Trois grands enjeux pour l’industrie du camionnage en 2016

Récemment, David Bradley, président et chef de la direction de l’Alliance canadienne du camionnage et de l’Association de camionnage de l’Ontario, a fait une présentation lors de la conférence PeopleNet Canada sur le transport, à Toronto, dans laquelle il a parlé des principaux enjeux auxquels l’industrie du camionnage est confrontée de nos jours.

Selon M. Bradley, il existe trois grands enjeux incontournables pour l’industrie du camionnage :

1. Adoption obligatoire des journaux de bord électroniques

Il y a dix ans, le Canada était le premier en Amérique du Nord à annoncer qu’il était en faveur de l’utilisation de journaux de bord électroniques dans les camions (actuellement, les conducteurs sont seulement tenus de garder un journal de bord papier). Malheureusement, le mouvement s’est tranquillement essoufflé en raison d’arguments suggérant que l’adoption des journaux de bord électroniques devrait être volontaire et soulevant des inquiétudes sur les coûts et la productivité. Relancée par la nouvelle ministre des Transports, la question de l’adoption obligatoire des journaux de bord électroniques pourrait devenir un sujet d’actualité en 2016. Les journaux de bord électroniques pourraient transformer la relation entre le conducteur, le transporteur et les agents de l’autorité, explique M. Bradley. « À l’heure actuelle, on perd beaucoup d’énergie à se demander si le conducteur ment ou s’il tente de cacher quelque chose. Mais lorsque vous avez un journal de bord électronique, vous pouvez vous fier aux faits. »

2. Règlement sur les GES, phase 2

La nouvelle administration souhaite également adopter une démarche active de réduction des émissions de gaz à effet de serre. Le règlement sur les émissions de gaz à effet de serre et l’efficacité énergétique des véhicules lourds et de leurs moteurs (Phase 2), élaboré par l’agence américaine de protection de l’environnement (Environmental Protection Agency) et l’administration américaine pour la sécurité routière (National Highway Traffic Safety Administration), prévoit l’imposition de normes rigoureuses d’efficacité énergétique aux camions et à leurs moteurs pour 2021. Le règlement vise une économie de carburant de 24 % avant 2027. C’est le bilan annuel des importations de l’OPEP pour les États‑Unis!

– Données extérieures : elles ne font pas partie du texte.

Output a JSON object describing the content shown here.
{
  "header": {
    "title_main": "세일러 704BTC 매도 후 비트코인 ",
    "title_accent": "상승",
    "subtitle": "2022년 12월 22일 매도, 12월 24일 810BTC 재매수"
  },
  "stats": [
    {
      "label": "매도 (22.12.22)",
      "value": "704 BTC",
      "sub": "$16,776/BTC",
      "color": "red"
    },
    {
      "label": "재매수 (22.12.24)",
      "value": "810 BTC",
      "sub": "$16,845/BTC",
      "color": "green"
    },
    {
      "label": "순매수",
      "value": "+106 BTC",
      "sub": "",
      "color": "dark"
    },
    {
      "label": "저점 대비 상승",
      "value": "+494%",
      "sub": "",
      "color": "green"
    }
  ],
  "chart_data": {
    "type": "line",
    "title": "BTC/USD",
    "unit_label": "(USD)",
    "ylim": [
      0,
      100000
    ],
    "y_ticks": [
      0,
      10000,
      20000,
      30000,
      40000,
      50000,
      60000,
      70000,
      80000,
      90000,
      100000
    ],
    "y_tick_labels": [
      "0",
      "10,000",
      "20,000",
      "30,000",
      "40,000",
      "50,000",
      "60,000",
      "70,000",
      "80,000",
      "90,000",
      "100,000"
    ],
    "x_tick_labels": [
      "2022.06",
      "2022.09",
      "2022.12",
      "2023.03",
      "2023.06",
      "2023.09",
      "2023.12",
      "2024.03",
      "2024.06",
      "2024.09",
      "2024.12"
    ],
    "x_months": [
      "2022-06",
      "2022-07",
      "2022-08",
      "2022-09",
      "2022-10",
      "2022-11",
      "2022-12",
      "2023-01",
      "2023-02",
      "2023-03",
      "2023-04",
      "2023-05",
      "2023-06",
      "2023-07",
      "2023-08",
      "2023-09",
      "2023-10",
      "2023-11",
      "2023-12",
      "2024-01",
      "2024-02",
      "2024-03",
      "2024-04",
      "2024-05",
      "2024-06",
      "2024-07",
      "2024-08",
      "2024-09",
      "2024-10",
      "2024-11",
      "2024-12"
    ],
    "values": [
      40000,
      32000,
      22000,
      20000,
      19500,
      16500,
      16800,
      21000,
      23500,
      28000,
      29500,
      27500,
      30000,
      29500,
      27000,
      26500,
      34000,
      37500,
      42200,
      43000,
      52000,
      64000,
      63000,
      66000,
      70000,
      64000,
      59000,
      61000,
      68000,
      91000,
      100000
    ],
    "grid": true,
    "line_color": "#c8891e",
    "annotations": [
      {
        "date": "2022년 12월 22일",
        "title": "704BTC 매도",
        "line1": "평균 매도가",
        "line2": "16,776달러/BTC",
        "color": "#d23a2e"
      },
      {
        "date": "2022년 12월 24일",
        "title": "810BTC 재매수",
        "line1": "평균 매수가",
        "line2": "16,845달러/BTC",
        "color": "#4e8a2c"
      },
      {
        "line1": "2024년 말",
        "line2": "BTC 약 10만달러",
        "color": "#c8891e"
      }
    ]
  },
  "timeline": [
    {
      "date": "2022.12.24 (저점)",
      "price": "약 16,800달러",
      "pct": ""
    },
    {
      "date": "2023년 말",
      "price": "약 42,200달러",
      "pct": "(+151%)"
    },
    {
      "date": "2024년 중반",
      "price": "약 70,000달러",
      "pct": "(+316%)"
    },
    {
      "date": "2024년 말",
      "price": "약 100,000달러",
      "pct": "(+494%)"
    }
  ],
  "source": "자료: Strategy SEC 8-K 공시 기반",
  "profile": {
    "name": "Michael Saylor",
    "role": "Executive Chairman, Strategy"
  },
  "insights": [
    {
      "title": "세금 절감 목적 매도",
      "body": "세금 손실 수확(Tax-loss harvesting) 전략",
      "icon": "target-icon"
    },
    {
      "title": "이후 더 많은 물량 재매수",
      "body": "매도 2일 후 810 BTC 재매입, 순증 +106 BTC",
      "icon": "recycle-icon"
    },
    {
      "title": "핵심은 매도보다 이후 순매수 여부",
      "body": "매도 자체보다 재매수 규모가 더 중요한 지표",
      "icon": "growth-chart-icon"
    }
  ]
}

Ces normes énergétiques seront bénéfiques tant pour l’environnement que pour l’économie. Quand les camions brûlent moins de carburant, les coûts d’expédition baissent. Il fut un temps où être environnementaliste signifiait être contre les véhicules lourds. Les choses devraient cependant changer avec le nouveau règlement sur les GES. Maintenant, il faudrait qu’Environnement Canada et Transports Canada emboîtent le pas, sans se contenter d’imiter les règlements américains.

3. Pénurie de conducteurs

Selon le Conference Board du Canada, l’industrie connaîtra une pénurie pouvant aller jusqu’à 33 000 conducteurs d’ici 2020, ce qui pourrait entraîner une importante crise si on ne s’attaque pas au problème rapidement. Selon M. Bradley, pour contrer cette pénurie, le Canada doit revoir la rémunération et la formation des conducteurs.

La rémunération est demeurée la même, mais elle doit augmenter pour être concurrentielle et attirer les travailleurs. M. Bradley insiste également sur l’importance de reconnaître le camionnage comme un métier spécialisé, ce qui n’est possible que si l’industrie reconnaît que les compétences des conducteurs sont des compétences à part entière. Les publicités sur les camions qui annoncent qu’aucune formation n’est requise pour postuler freinent l’industrie dans ses efforts de rendre la formation obligatoire pour les conducteurs débutants et de faire du camionnage un métier spécialisé.

Malgré les enjeux qui attendent l’industrie cette année,  les perspectives d’avenir pour le camionnage sont prometteuses et devraient le demeurer tant que l’industrie et le gouvernement garderont ces questions bien en tête.